Beta: the term must match the target up to beta-equivalence.
Intermediate: like beta, except the term and target must have the same head. This cuts the search space dramatically, making rewriting much faster.
Rewrites using -> and <- use intermediate matching, while the
variants --> and <-- use strict matching. Intermediate matching
is normally preferred because of its better flexibility, but sometimes
strict matching is preferable. Consider the goal:
P (0 + 1 + x)
Rewriting this goal with -> Nat.plus_assoc will fail, because its
target is E1 + E2 + E3 while the goal, up to beta equivalence, is
P (1 + x). Unification cannot uniquely solve the constraint
E1 + E2 = 1. One can resolve this by giving the arguments
explicitly, as in -> Nat.plus_assoc 0 1 x, but that is more verbose.
Alternatively, --> Nat.plus_assoc works without explicit arguments.
That is because it does not respect beta-equivalence, so each evar’s
binding is uniquely determined.
Note that rewriting takes place before typechecking. This can affect what hits the rewriter finds.

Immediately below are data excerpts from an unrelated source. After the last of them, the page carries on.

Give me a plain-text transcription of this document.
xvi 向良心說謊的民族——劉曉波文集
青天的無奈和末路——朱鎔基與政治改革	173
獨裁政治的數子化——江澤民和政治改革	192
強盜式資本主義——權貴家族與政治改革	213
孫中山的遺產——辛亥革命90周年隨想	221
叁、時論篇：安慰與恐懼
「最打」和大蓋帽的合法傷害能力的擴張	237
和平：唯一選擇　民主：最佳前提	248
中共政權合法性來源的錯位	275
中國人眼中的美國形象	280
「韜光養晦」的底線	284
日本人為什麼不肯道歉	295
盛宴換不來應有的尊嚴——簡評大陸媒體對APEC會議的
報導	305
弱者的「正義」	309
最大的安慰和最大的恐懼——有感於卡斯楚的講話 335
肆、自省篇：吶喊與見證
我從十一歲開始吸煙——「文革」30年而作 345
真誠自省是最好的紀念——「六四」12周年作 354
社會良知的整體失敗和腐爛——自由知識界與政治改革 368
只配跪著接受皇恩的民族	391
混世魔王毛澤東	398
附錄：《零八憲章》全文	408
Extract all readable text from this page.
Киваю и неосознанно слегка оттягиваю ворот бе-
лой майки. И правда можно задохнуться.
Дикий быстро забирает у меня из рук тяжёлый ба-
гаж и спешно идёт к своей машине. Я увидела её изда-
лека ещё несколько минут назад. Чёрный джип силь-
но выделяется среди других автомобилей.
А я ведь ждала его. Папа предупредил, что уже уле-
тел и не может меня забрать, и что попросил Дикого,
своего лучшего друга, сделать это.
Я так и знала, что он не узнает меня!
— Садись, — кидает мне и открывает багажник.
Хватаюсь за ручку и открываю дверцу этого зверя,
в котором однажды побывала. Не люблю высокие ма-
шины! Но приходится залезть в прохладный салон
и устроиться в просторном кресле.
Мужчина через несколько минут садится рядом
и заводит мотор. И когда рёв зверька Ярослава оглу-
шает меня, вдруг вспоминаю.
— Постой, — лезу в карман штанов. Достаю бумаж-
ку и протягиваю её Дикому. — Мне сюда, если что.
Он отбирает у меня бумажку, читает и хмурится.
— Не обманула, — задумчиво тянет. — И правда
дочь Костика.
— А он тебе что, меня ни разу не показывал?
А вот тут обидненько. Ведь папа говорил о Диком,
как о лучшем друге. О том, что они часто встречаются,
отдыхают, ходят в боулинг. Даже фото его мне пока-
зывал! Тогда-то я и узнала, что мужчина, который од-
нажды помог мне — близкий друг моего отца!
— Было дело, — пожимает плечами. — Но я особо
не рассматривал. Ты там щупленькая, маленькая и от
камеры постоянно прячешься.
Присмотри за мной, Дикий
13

For example, consider the lemma:
min_eq_l : forall (m n : nat) . m <= n -> min m n = m : nat
Suppose H : (x <= y) and one rewrites using -> min_eq_l _ _ H.
Istari generates evars to fill in the underscores, say E1 and E2.
Since typechecking has not taken place yet when the rewriter runs,
those evars have not yet unified with x and y. Thus, the rewriter
looks for terms it can unify with min E1 E2, not with min x y.
The former could easily hit more often than the latter.
The user can account for this behavior by choosing an appropriate hit
number, or by rewriting using -> min_eq_l x y H.
(This behavior is intended because the user always has the option to
deal with typechecking subgoals manually, using rewriteRaw for
example. It would be confusing if the rewriter behaved differently
when doing so.)